En cada campaña electoral, la educación aparece como prioridad. El 2026 no es la excepción. Los principales candidatos coinciden en que sin capital humano no hay crecimiento, productividad ni empleo formal. Pero cuando se revisan sus planes con mayor detenimiento, el problema no es la ausencia de propuestas. El vacío está en la arquitectura para ejecutarlas, en el “cómo” y en los mecanismos de rendición de cuentas que garanticen lo prometido.
El Perú no está estancado por falta de recursos naturales. Está estancado porque no forma a su gente para los trabajos que hoy existen ni para los que vendrán. Seguimos produciendo trayectorias frágiles: jóvenes con títulos que no garantizan competencias, empleos de baja productividad y una economía que no despega de la informalidad estructural. La brecha entre educación y empleo no es accidental: es el resultado de decisiones postergadas, reformas inconclusas y políticas que se anuncian, pero no se sostienen ni se evalúan.
El primer vacío común es la implementación. Se promete más infraestructura, conectividad, tecnología y formación técnica. Pero pocas veces se responde cuánto costará, en qué plazo se ejecutará, qué capacidades institucionales se requieren, qué se dejará de hacer para financiarlo y quién será responsable de los resultados. Tampoco se detalla cómo se fortalecerá la gestión regional y local, donde se ejecuta la mayor parte del presupuesto educativo. Sin claridad presupuestal, cronograma público y responsables sujetos a evaluación, la educación se convierte en declaración antes que en política pública.
El segundo vacío es el docente. Se menciona capacitación, pero casi nunca se aborda integralmente la carrera: atraer talento joven con incentivos adecuados, elevar la calidad de la formación inicial, acompañar en servicio, reducir la sobrecarga administrativa y ofrecer incentivos reales para trabajar en zonas rurales o en especialidades críticas como valores ciudadanos, ciencia y matemática. Además, se evita discutir cómo fortalecer la dirección escolar y profesionalizar la gestión de las instituciones educativas. Ningún sistema mejora sin fortalecer la profesión docente y el liderazgo pedagógico, con metas claras y evaluación permanente.
El tercer vacío es el aprendizaje medible.
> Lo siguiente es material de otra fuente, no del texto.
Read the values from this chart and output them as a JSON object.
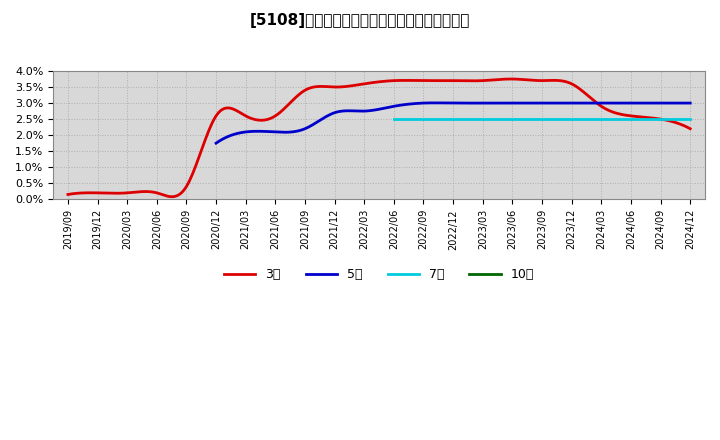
{
  "title": "[5108]　当期純利益マージンの標準偏差の推移",
  "background_color": "#ffffff",
  "plot_bg_color": "#d8d8d8",
  "grid_color": "#aaaaaa",
  "ylim": [
    0.0,
    0.04
  ],
  "yticks": [
    0.0,
    0.005,
    0.01,
    0.015,
    0.02,
    0.025,
    0.03,
    0.035,
    0.04
  ],
  "ytick_labels": [
    "0.0%",
    "0.5%",
    "1.0%",
    "1.5%",
    "2.0%",
    "2.5%",
    "3.0%",
    "3.5%",
    "4.0%"
  ],
  "x_labels": [
    "2019/09",
    "2019/12",
    "2020/03",
    "2020/06",
    "2020/09",
    "2020/12",
    "2021/03",
    "2021/06",
    "2021/09",
    "2021/12",
    "2022/03",
    "2022/06",
    "2022/09",
    "2022/12",
    "2023/03",
    "2023/06",
    "2023/09",
    "2023/12",
    "2024/03",
    "2024/06",
    "2024/09",
    "2024/12"
  ],
  "series": {
    "3year": {
      "color": "#dd0000",
      "label": "3年",
      "linewidth": 2.0,
      "data_x": [
        0,
        1,
        2,
        3,
        4,
        5,
        6,
        7,
        8,
        9,
        10,
        11,
        12,
        13,
        14,
        15,
        16,
        17,
        18,
        19,
        20,
        21
      ],
      "data_y": [
        0.0015,
        0.002,
        0.002,
        0.002,
        0.004,
        0.026,
        0.026,
        0.026,
        0.034,
        0.035,
        0.036,
        0.037,
        0.037,
        0.037,
        0.037,
        0.0375,
        0.037,
        0.036,
        0.029,
        0.026,
        0.025,
        0.022
      ]
    },
    "5year": {
      "color": "#0000cc",
      "label": "5年",
      "linewidth": 2.0,
      "data_x": [
        5,
        6,
        7,
        8,
        9,
        10,
        11,
        12,
        13,
        14,
        15,
        16,
        17,
        18,
        19,
        20,
        21
      ],
      "data_y": [
        0.0175,
        0.021,
        0.021,
        0.022,
        0.027,
        0.0275,
        0.029,
        0.03,
        0.03,
        0.03,
        0.03,
        0.03,
        0.03,
        0.03,
        0.03,
        0.03,
        0.03
      ]
    },
    "7year": {
      "color": "#00ccdd",
      "label": "7年",
      "linewidth": 2.0,
      "data_x": [
        11,
        12,
        13,
        14,
        15,
        16,
        17,
        18,
        19,
        20,
        21
      ],
      "data_y": [
        0.025,
        0.025,
        0.025,
        0.025,
        0.025,
        0.025,
        0.025,
        0.025,
        0.025,
        0.025,
        0.025
      ]
    },
    "10year": {
      "color": "#006600",
      "label": "10年",
      "linewidth": 2.0,
      "data_x": [],
      "data_y": []
    }
  }
}
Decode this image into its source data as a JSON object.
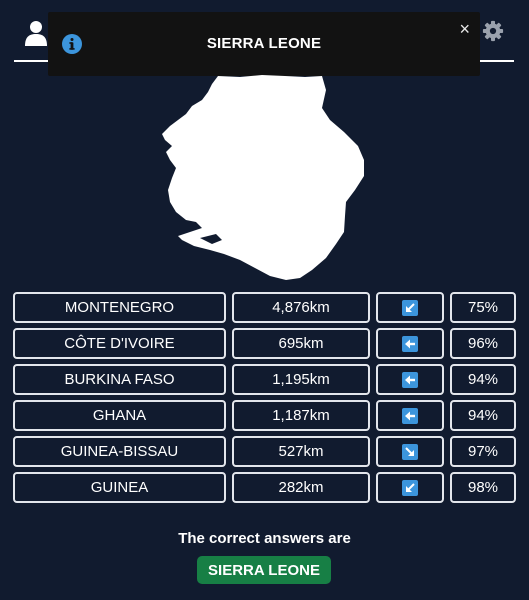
{
  "toast": {
    "title": "SIERRA LEONE",
    "close_label": "×",
    "icon": "info-icon"
  },
  "header": {
    "left_icon": "user-icon",
    "right_icon": "gear-icon"
  },
  "guesses": [
    {
      "country": "MONTENEGRO",
      "distance": "4,876km",
      "direction": "southwest",
      "proximity": "75%"
    },
    {
      "country": "CÔTE D'IVOIRE",
      "distance": "695km",
      "direction": "west",
      "proximity": "96%"
    },
    {
      "country": "BURKINA FASO",
      "distance": "1,195km",
      "direction": "west",
      "proximity": "94%"
    },
    {
      "country": "GHANA",
      "distance": "1,187km",
      "direction": "west",
      "proximity": "94%"
    },
    {
      "country": "GUINEA-BISSAU",
      "distance": "527km",
      "direction": "southeast",
      "proximity": "97%"
    },
    {
      "country": "GUINEA",
      "distance": "282km",
      "direction": "southwest",
      "proximity": "98%"
    }
  ],
  "answer": {
    "label": "The correct answers are",
    "country": "SIERRA LEONE"
  },
  "colors": {
    "background": "#111b2f",
    "arrow_box": "#3c95dc",
    "answer_badge": "#177f45",
    "toast_bg": "#121212"
  }
}
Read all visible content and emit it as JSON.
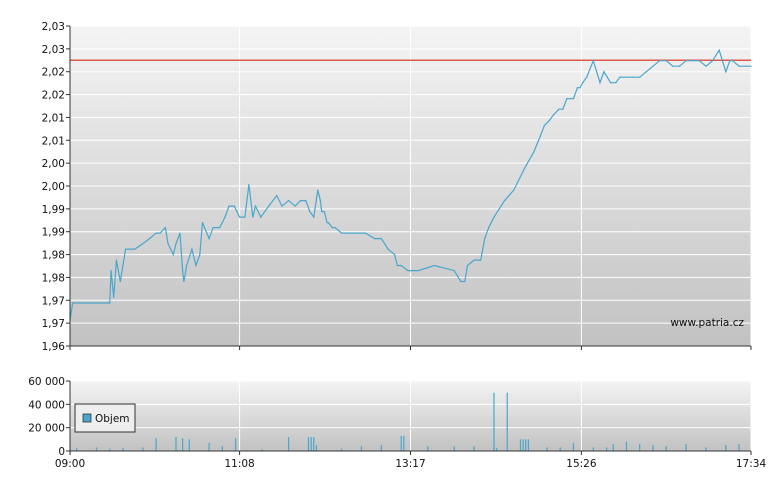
{
  "chart_data": [
    {
      "type": "line",
      "title": "",
      "xlabel": "",
      "ylabel": "",
      "ylim": [
        1.96,
        2.03
      ],
      "y_ticks": [
        "1,96",
        "1,97",
        "1,97",
        "1,98",
        "1,98",
        "1,99",
        "1,99",
        "2,00",
        "2,00",
        "2,01",
        "2,01",
        "2,02",
        "2,02",
        "2,03",
        "2,03"
      ],
      "x_tick_labels": [
        "09:00",
        "11:08",
        "13:17",
        "15:26",
        "17:34"
      ],
      "reference_line": {
        "value": 2.0225,
        "color": "#e05a4a"
      },
      "watermark": "www.patria.cz",
      "grid": true,
      "series": [
        {
          "color": "#4aa6cc",
          "x": [
            "09:00",
            "09:02",
            "09:08",
            "09:30",
            "09:31",
            "09:33",
            "09:35",
            "09:38",
            "09:42",
            "09:49",
            "09:55",
            "10:00",
            "10:05",
            "10:08",
            "10:12",
            "10:14",
            "10:18",
            "10:20",
            "10:23",
            "10:25",
            "10:26",
            "10:28",
            "10:32",
            "10:35",
            "10:38",
            "10:40",
            "10:45",
            "10:48",
            "10:53",
            "10:57",
            "11:00",
            "11:04",
            "11:08",
            "11:12",
            "11:15",
            "11:18",
            "11:20",
            "11:24",
            "11:30",
            "11:36",
            "11:40",
            "11:45",
            "11:50",
            "11:54",
            "11:58",
            "12:01",
            "12:04",
            "12:07",
            "12:09",
            "12:10",
            "12:12",
            "12:14",
            "12:15",
            "12:18",
            "12:20",
            "12:25",
            "12:30",
            "12:35",
            "12:43",
            "12:50",
            "12:55",
            "13:00",
            "13:05",
            "13:07",
            "13:10",
            "13:15",
            "13:17",
            "13:23",
            "13:35",
            "13:50",
            "13:55",
            "13:58",
            "14:00",
            "14:05",
            "14:10",
            "14:13",
            "14:16",
            "14:20",
            "14:28",
            "14:35",
            "14:43",
            "14:50",
            "14:55",
            "14:58",
            "15:02",
            "15:05",
            "15:09",
            "15:12",
            "15:15",
            "15:18",
            "15:20",
            "15:23",
            "15:25",
            "15:27",
            "15:30",
            "15:35",
            "15:40",
            "15:43",
            "15:48",
            "15:52",
            "15:55",
            "16:00",
            "16:05",
            "16:10",
            "16:15",
            "16:20",
            "16:25",
            "16:30",
            "16:35",
            "16:40",
            "16:45",
            "16:50",
            "16:55",
            "17:00",
            "17:05",
            "17:10",
            "17:15",
            "17:18",
            "17:20",
            "17:25",
            "17:30",
            "17:34"
          ],
          "values": [
            1.9655,
            1.9694,
            1.9694,
            1.9694,
            1.9765,
            1.9706,
            1.9788,
            1.9741,
            1.9812,
            1.9812,
            1.9824,
            1.9835,
            1.9847,
            1.9847,
            1.9859,
            1.9824,
            1.98,
            1.9824,
            1.9847,
            1.9765,
            1.9741,
            1.9776,
            1.9812,
            1.9776,
            1.98,
            1.987,
            1.9835,
            1.9859,
            1.9859,
            1.9882,
            1.9906,
            1.9906,
            1.9882,
            1.9882,
            1.9953,
            1.9882,
            1.9906,
            1.9882,
            1.9906,
            1.9929,
            1.9906,
            1.9918,
            1.9906,
            1.9918,
            1.9918,
            1.9894,
            1.9882,
            1.9941,
            1.9918,
            1.9894,
            1.9894,
            1.987,
            1.987,
            1.9859,
            1.9859,
            1.9847,
            1.9847,
            1.9847,
            1.9847,
            1.9835,
            1.9835,
            1.9812,
            1.98,
            1.9776,
            1.9776,
            1.9765,
            1.9765,
            1.9765,
            1.9776,
            1.9765,
            1.9741,
            1.9741,
            1.9776,
            1.9788,
            1.9788,
            1.9835,
            1.9859,
            1.9882,
            1.9918,
            1.9941,
            1.9988,
            2.0024,
            2.0059,
            2.0082,
            2.0094,
            2.0106,
            2.0118,
            2.0118,
            2.0141,
            2.0141,
            2.0141,
            2.0165,
            2.0165,
            2.0176,
            2.0188,
            2.0224,
            2.0176,
            2.02,
            2.0176,
            2.0176,
            2.0188,
            2.0188,
            2.0188,
            2.0188,
            2.02,
            2.0212,
            2.0224,
            2.0224,
            2.0212,
            2.0212,
            2.0224,
            2.0224,
            2.0224,
            2.0212,
            2.0224,
            2.0247,
            2.02,
            2.0224,
            2.0224,
            2.0212,
            2.0212,
            2.0212
          ]
        }
      ]
    },
    {
      "type": "bar",
      "title": "",
      "xlabel": "",
      "ylabel": "",
      "ylim": [
        0,
        60000
      ],
      "y_ticks": [
        "0",
        "20 000",
        "40 000",
        "60 000"
      ],
      "x_tick_labels": [
        "09:00",
        "11:08",
        "13:17",
        "15:26",
        "17:34"
      ],
      "legend": {
        "label": "Objem",
        "color": "#4aa6cc",
        "position": "left"
      },
      "series": [
        {
          "name": "Objem",
          "x": [
            "09:05",
            "09:20",
            "09:30",
            "09:40",
            "09:55",
            "10:05",
            "10:20",
            "10:25",
            "10:30",
            "10:45",
            "10:55",
            "11:05",
            "11:25",
            "11:45",
            "12:00",
            "12:02",
            "12:04",
            "12:06",
            "12:25",
            "12:40",
            "12:55",
            "13:10",
            "13:12",
            "13:30",
            "13:50",
            "14:05",
            "14:20",
            "14:22",
            "14:30",
            "14:40",
            "14:42",
            "14:44",
            "14:46",
            "15:00",
            "15:10",
            "15:20",
            "15:35",
            "15:45",
            "15:50",
            "16:00",
            "16:10",
            "16:20",
            "16:30",
            "16:45",
            "17:00",
            "17:15",
            "17:25"
          ],
          "values": [
            2500,
            3000,
            2000,
            2500,
            3000,
            11000,
            12000,
            11000,
            10000,
            7000,
            4000,
            11000,
            1500,
            12000,
            12000,
            12000,
            12000,
            5000,
            2000,
            4000,
            5000,
            13000,
            13000,
            4000,
            4000,
            4000,
            50000,
            2500,
            50000,
            10000,
            10000,
            10000,
            10000,
            3000,
            3000,
            7000,
            3000,
            3000,
            6000,
            8000,
            6000,
            5000,
            4000,
            6000,
            3000,
            5000,
            6000
          ]
        }
      ]
    }
  ]
}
Se habla de calidad, pero rara vez se establecen metas verificables en comprensión lectora, matemática o permanencia escolar, ni se define cómo se publicarán avances o qué consecuencias tendrá el incumplimiento. La mejora exige evaluación continua, transparencia y decisiones basadas en evidencia.
El cuarto vacío es la infraestructura sostenible. El país arrastra una brecha enorme cuya atención anual es mínima frente a su magnitud. Construir aulas es indispensable, pero mantenerlas, asegurar servicios básicos, gestionar riesgos y blindar las obras frente a la corrupción es igual de urgente. La inversión sin mantenimiento ni supervisión efectiva es una forma silenciosa de retroceso.
El quinto vacío es la tecnología sin estrategia pedagógica ni seguimiento. Tablets, conectividad e inteligencia artificial pueden ser herramientas poderosas, pero sin capacitación docente, soporte técnico, reposición planificada y evaluación de impacto con indicadores públicos, terminan siendo gasto antes que inversión.
El 2026 no debería ser una competencia de promesas educativas, sino de planes ejecutables con metas claras, cronogramas verificables y responsables identificables. El próximo gobierno tendrá que decidir si la educación seguirá siendo discurso o si se convierte en la base real del empleo, la productividad y el desarrollo sostenible. El país no necesita más anuncios. Necesita saber cómo se hará, quién responderá por los resultados y qué ocurrirá si no se cumplen.